Çilem Karabulut, 7 yıl önce mahalleden tanıştığı Hasan Karabulut ile uzun süre aşk hayatı yaşadı. Yaklaşık 2.5 yıl önce de evlendiler. Evlilikten sonra, iddiaya göre, Karabulut kıskançlık yüzünden eşine şiddet uygulamaya başladı. 9 aylık kızı M.S.'ye hamileyken de dövülen Çilem, defalarca eşini polise ve savcılığa şikayet etti. Kocası hakkında 6 kez uzaklaştırma cezası ile 9 ay hapis cezası verildi. Boşanma davası da açtı. Yakınlarının araya girmesi ve eşini sevmesi üzerine Çilem, tekrar eşi ile barıştı.
8 Temmuz 2015’te Hasan Karabulut, geldiği evde Çilem'e, bir bavul uzatıp, "Doldur, seni Antalya'ya götürüp geneleve satacağım" dedi. Bunun üzerine çıkan tartışma sırasında Çilem, yastığın altındaki tabancayı aldı, 6 kurşunla eşini öldürdükten sonra bebeğini alarak kaçtı.
DAVA AÇILDI
Polise teslim olup tutuklanan Çilem hakkındaki soruşturma tamamlanıp Adana 10.Ağır Ceza Mahkemesi’nde ‘Yakın akrabayı öldürme’ suçundan dava açıldı. Mahkeme, yaptığı inceleme sonunda iddianameyi kabul etti.
‘CEZA VERİLMEMESİ DÜŞÜNÜLEBİLİR’
İddianameyi hazırlayan Cumhuriyet Savcısı, yasaya göre eşini öldürdüğü için ağırlaştırılmış müebbet hapis cezası istenen Çilem’in uzun süredir uğradığı şiddet yüzünden ‘haksız tahrik’ indiriminden faydalandırılmasını talep etti.

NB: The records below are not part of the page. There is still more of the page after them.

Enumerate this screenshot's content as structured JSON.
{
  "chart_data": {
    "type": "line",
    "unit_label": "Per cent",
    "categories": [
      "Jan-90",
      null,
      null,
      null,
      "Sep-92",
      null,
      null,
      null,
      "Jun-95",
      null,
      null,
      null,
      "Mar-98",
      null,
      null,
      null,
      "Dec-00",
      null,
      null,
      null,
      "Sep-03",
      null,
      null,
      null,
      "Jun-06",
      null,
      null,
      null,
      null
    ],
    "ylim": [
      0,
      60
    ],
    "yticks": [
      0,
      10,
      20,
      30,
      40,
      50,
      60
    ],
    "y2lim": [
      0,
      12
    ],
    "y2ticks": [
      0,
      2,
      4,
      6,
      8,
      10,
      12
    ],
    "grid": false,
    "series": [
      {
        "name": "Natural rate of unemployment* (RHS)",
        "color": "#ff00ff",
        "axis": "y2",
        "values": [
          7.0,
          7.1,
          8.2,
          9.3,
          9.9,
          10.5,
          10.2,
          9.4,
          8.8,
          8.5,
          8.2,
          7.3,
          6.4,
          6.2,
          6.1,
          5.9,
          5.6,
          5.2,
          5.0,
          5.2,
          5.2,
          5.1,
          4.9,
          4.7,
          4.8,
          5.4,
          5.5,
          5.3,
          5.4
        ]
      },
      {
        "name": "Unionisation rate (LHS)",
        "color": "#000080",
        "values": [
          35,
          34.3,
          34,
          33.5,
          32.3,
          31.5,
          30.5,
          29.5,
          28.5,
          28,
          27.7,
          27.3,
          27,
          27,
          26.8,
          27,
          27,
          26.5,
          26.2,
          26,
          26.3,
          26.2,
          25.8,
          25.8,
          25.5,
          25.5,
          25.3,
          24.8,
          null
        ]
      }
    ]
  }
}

Savcı, ayrıca, “Çilem Karabulut’un uzun süredir uğradığı haksız saldırılar sonucu yaşadığı çaresizlik, elem, Hasan Karabulut’un suç işleme konusundaki cüretkarlığı, polis memurlarına karşı bile suç işlemekte tereddüt göstermemesi ve bunun da Çilem Karabulut’ta doğurduğu endişe ve olay günü de yine şiddete maruz kalması göz önüne alındığında kendisine haksız bir saldırıdan kurtarma amaçlı eylemini gerçekleştirmiştir”diyerek bu nedenle yargılama sonunda Çilem’e TCK’nın 27. Maddesinde yer alan ‘meşru müdafaa’ maddesinin de göz önünde bulundurularak ceza verilmemesinin de uygulanmasının düşünülmesini istedi.
Önümüzdeki günlerde yargılanmaya başlayacak olan Çilem, eşini nasıl öldürdüğünü şöyle anlatmıştı:
‘ÖLDÜĞÜNÜ BİLE ANLAMADIM’
“Sabah eve geldiğinde bana ‘bavullarını hazırla, Antalya’ya gideceğiz, orda fuhuş yapacaksın’ dedi. İtiraz edince vurdu, düşürdü. Ondan kurtulmaya, ayağa kalkmaya çalışırken elim tutunduğum yatakta, yastığın altındaki demire değdi. O anda silahı nasıl aldım, nasıl vurdum hatırlamıyorum. O silah o anda patlamasaydı, kesinlikle ben oradan sağ çıkamayacaktım. Ben aslında onun yaralandığını, öldüğünü bile anlamadım. Halen arkamdan geldiğini sanıyordum, korkumdan kapıyı üzerine kilitleyip kızımı alıp kaçtım. Öldüğünü öğrenince kendim gidip teslim oldum.”